Adversity: Was bullied by fellow students due to the effects of cerebral palsy
Advocacy: Started a nonprofit speakers bureau to educate the public about bullying and overcoming adversity
“By speaking out, I see this transformation. I see people with disabilities become more confident, I see audiences become empowered to believe in themselves and, most of all, I see hope for a better tomorrow. Because the more I speak, the more I learn that we all just want to be accepted for who we are as individuals.”
Beginning in elementary school, Joshua Toch was bullied because of the way cerebral palsy impacted his speech and movement. The bullying carried over to high school when he decided to join the cross country team to improve his strength. Teammates who ran as a pack and supported each other shared no such camaraderie with Joshua. When running hills, for example, team members were unwilling to wait a few minutes for Joshua to meet them at the top and would instead turn their backs when he arrived, taking off before he could catch his breath. There was also lots of name-calling. “I wasn’t happy about my condition and I knew that something in me had to change,” Joshua recalls.

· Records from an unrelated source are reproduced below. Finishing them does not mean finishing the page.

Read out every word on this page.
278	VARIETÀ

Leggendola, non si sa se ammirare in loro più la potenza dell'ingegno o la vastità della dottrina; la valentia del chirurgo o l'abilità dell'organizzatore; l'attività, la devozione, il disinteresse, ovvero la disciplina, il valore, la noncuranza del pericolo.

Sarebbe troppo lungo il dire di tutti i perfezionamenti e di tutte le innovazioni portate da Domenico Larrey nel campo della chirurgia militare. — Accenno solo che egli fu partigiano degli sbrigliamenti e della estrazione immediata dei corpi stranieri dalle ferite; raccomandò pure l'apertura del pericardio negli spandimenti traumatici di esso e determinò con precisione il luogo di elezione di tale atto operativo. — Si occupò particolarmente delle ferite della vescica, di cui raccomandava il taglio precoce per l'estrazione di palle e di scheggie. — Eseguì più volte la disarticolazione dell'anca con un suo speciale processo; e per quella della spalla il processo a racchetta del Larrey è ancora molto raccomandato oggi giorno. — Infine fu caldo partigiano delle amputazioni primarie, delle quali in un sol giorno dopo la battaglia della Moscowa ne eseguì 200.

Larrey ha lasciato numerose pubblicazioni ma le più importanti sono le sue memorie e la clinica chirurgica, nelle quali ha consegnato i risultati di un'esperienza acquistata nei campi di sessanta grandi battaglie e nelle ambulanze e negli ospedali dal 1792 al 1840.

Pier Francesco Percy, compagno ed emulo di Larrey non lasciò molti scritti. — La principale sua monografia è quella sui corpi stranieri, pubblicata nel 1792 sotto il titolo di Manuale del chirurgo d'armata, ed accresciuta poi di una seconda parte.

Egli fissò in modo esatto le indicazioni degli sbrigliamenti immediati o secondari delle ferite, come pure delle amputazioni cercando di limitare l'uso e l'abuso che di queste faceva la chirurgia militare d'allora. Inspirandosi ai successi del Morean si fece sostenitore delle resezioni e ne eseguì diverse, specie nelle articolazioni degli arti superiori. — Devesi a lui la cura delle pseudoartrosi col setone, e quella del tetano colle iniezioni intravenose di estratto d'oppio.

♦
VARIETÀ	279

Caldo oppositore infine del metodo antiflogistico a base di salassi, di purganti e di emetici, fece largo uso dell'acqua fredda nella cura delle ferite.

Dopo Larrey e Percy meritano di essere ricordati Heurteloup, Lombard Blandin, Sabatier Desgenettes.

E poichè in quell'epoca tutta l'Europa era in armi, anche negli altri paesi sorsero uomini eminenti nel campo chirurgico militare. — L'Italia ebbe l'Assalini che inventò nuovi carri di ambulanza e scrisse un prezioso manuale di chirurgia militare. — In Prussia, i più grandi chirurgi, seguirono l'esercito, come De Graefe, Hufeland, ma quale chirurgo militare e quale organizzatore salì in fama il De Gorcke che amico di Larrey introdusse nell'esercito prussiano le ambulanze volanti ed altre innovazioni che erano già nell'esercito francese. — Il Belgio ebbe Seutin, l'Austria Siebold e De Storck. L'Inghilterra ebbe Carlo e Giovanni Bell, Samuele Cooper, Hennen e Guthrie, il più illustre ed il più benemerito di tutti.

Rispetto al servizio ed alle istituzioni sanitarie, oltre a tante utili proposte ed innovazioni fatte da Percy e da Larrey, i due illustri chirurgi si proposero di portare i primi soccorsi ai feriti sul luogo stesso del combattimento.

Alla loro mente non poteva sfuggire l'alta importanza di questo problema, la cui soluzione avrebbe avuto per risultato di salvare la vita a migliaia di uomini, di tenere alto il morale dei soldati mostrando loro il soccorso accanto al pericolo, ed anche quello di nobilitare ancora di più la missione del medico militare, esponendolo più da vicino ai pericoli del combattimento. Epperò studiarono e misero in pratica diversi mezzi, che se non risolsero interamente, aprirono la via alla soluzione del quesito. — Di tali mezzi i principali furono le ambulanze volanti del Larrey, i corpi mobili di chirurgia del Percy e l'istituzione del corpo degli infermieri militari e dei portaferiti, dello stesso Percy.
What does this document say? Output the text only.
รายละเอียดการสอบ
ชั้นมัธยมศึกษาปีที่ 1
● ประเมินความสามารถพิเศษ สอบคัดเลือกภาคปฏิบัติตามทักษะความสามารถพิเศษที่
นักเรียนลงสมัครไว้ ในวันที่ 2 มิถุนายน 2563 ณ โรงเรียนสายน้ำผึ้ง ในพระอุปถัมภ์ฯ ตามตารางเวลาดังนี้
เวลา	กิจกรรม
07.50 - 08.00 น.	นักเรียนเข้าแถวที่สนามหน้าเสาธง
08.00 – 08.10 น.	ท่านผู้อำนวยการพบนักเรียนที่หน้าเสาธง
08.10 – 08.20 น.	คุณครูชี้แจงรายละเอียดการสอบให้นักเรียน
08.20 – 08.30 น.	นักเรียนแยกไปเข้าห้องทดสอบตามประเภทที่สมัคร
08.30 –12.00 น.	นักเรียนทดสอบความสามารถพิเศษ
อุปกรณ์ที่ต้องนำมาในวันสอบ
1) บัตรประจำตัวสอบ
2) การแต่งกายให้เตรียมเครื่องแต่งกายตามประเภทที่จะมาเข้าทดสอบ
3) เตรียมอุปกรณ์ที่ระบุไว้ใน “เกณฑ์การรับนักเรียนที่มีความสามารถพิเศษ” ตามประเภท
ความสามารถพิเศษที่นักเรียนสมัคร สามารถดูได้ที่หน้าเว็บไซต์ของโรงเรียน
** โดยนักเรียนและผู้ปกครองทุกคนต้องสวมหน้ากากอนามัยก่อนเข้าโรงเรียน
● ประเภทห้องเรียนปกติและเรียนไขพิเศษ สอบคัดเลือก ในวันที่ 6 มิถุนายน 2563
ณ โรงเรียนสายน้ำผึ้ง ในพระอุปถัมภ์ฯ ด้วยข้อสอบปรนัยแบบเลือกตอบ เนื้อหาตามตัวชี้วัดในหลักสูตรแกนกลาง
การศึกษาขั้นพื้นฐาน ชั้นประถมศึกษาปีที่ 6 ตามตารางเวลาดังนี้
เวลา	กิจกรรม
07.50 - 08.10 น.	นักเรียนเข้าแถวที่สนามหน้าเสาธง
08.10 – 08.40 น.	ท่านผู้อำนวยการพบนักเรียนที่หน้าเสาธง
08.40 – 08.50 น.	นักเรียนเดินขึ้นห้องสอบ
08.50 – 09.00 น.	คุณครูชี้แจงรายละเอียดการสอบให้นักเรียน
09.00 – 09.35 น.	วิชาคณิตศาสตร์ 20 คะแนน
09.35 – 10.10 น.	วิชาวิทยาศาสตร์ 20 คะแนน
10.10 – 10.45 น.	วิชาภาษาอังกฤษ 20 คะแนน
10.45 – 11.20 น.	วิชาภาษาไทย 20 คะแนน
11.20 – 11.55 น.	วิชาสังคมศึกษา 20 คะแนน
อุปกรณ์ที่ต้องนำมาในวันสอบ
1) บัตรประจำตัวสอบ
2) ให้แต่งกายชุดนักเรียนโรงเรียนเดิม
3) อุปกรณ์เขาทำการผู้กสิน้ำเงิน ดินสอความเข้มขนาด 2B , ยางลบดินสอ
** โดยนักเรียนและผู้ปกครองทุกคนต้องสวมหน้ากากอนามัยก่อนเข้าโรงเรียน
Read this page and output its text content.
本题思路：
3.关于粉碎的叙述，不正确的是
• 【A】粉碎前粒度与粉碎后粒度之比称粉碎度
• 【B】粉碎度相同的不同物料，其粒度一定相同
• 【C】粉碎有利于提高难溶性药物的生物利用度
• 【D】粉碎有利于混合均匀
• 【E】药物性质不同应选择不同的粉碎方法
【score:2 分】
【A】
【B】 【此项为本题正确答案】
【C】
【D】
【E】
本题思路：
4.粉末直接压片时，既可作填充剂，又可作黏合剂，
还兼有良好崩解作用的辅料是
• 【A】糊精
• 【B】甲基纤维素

Always seeking to improve, Joshua entered a speech contest in 10thgrade and talked about what it’s like to be bullied. His speech about being taunted, which included the worrisome facts about the pervasiveness of bullying and the resulting thoughts of suicide among teens, left the audience speechless – and earned Joshua third place. Months later, still earning kudos for his presentation, Joshua realized the power that public speaking can have and started the nonprofit Mind Before Mouth. He assembled a panel of young speakers to talk about the adversities they had overcome. Today, Joshua and his colleagues speak at schools, service organization meetings, senior homes and events, sharing their stories and driving home the message: think before you speak. “We share how we got out of situations and we try to bring audiences all around a situation to help them re-evaluate it. We empower people to be the best they can be,” Joshua explains.